These sponges probably represent an abnormal form of some well-known species, possibly of Spongilla carteri. I have seen nothing like them in natural conditions.

PART II.
FRESHWATER POLYPS
(HYDRIDA).


INTRODUCTION TO PART II.

I.

The Phylum Cœlenterata and the Class Hydrozoa.

The second of the great groups or phyla into which the metazoa are divided is the Cœlenterata, in which are included most of the animals commonly known as zoophytes, and also the corals, sea-anemones and jelly-fish. These animals are distinguished from the sponges on the one hand and from the worms, molluscs, arthropods, vertebrates, etc., on the other by possessing a central cavity (the cœlenteron or "hollow inside") the walls of which are the walls of the body and consist of two layers of cells separated by a structureless, or apparently structureless, jelly. This cavity has as a main function that of a digestive cavity.

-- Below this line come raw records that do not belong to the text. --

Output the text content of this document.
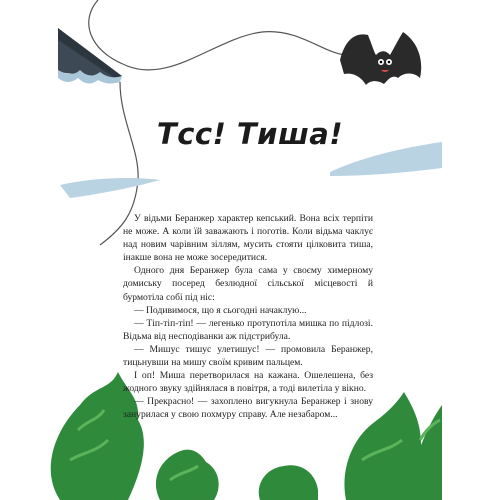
Тсс! Тиша!

У відьми Беранжер характер кепський. Вона всіх терпіти не може. А коли їй заважають і поготів. Коли відьма чаклує над новим чарівним зіллям, мусить стояти цілковита тиша, інакше вона не може зосередитися.

Одного дня Беранжер була сама у своєму химерному домиську посеред безлюдної сільської місцевості й бурмотіла собі під ніс:

— Подивимося, що я сьогодні начаклую...

— Тіп-тіп-тіп! — легенько протупотіла мишка по підлозі. Відьма від несподіванки аж підстрибула.

— Мишус тишус улетишус! — промовила Беранжер, тицьнувши на мишу своїм кривим пальцем.

І оп! Миша перетворилася на кажана. Ошелешена, без жодного звуку здійнялася в повітря, а тоді вилетіла у вікно.

— Прекрасно! — захоплено вигукнула Беранжер і знову занурилася у свою похмуру справу. Але незабаром...
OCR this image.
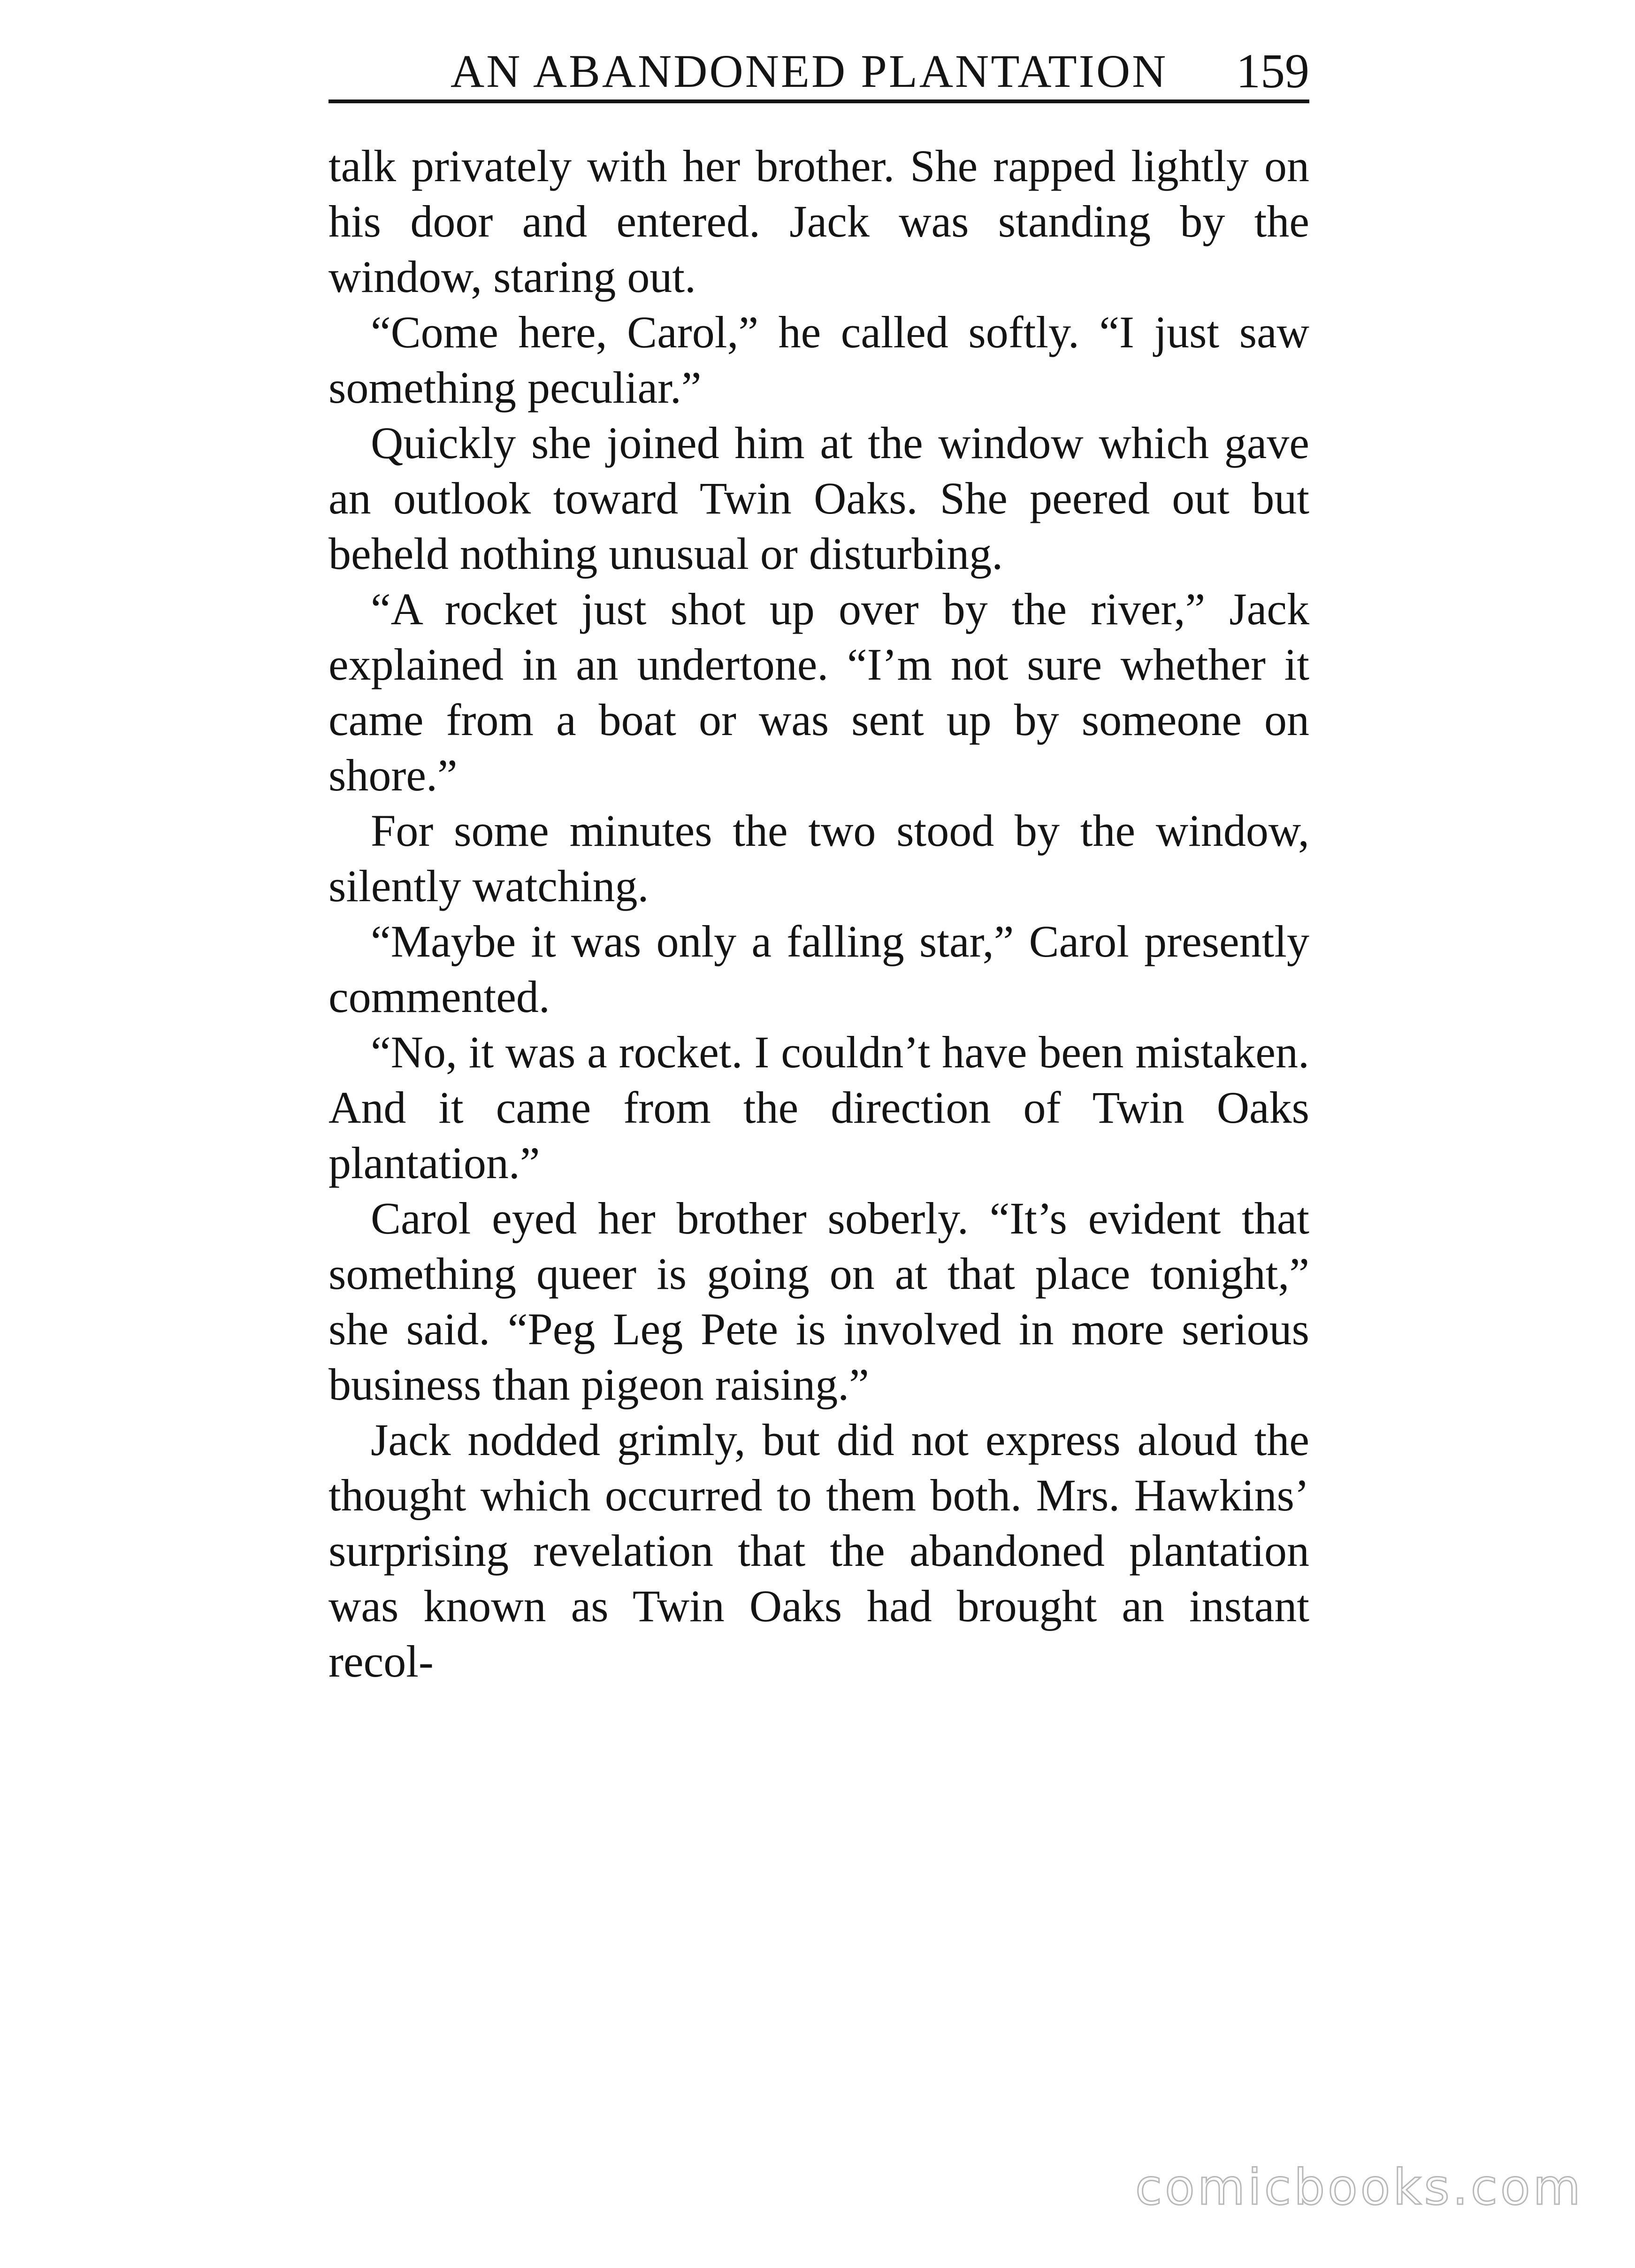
AN ABANDONED PLANTATION 159

talk privately with her brother. She rapped lightly on his door and entered. Jack was standing by the window, staring out.

“Come here, Carol,” he called softly. “I just saw something peculiar.”

Quickly she joined him at the window which gave an outlook toward Twin Oaks. She peered out but beheld nothing unusual or disturbing.

“A rocket just shot up over by the river,” Jack explained in an undertone. “I’m not sure whether it came from a boat or was sent up by someone on shore.”

For some minutes the two stood by the window, silently watching.

“Maybe it was only a falling star,” Carol presently commented.

“No, it was a rocket. I couldn’t have been mistaken. And it came from the direction of Twin Oaks plantation.”

Carol eyed her brother soberly. “It’s evident that something queer is going on at that place tonight,” she said. “Peg Leg Pete is involved in more serious business than pigeon raising.”

Jack nodded grimly, but did not express aloud the thought which occurred to them both. Mrs. Hawkins’ surprising revelation that the abandoned plantation was known as Twin Oaks had brought an instant recol-

comicbooks.com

An ideally simple cœlenterate would not differ much in general appearance from an olynthus (p. 27), but it would have no pores in the body-wall and its upper orifice would probably be surrounded by prolongations of the body-wall in the form of tentacles. There would be no collar-cells, and the cells of the body generally would have a much more fixed and definite position and more regular functions than those of any sponge. The most characteristic of them would be the so-called cnidoblasts. Each of these cells contains a capsule[[AK]] from which a long thread-like body can be suddenly uncoiled and shot out.

The simplest in structure of the cœlenterates are those that constitute the class Hydrozoa. In this class the primitive central cavity is not divided up by muscular partitions and there is no folding in of the anterior part of the body to form an œsophagus or stomatodæum such as is found in the sea-anemones and coral polyps. In many species and genera the life-history is complex, illustrating what is called the alternation of generations. That is to say, only alternate generations attain sexual maturity, those that do so being produced as buds from a sexless generation, which itself arises from the fertilized eggs of a previous sexual generation. The sexual forms as a rule differ considerably in structure from the sexless ones; many medusæ are the sexual individuals in a life-cycle in which those of the sexless generation are sedentary.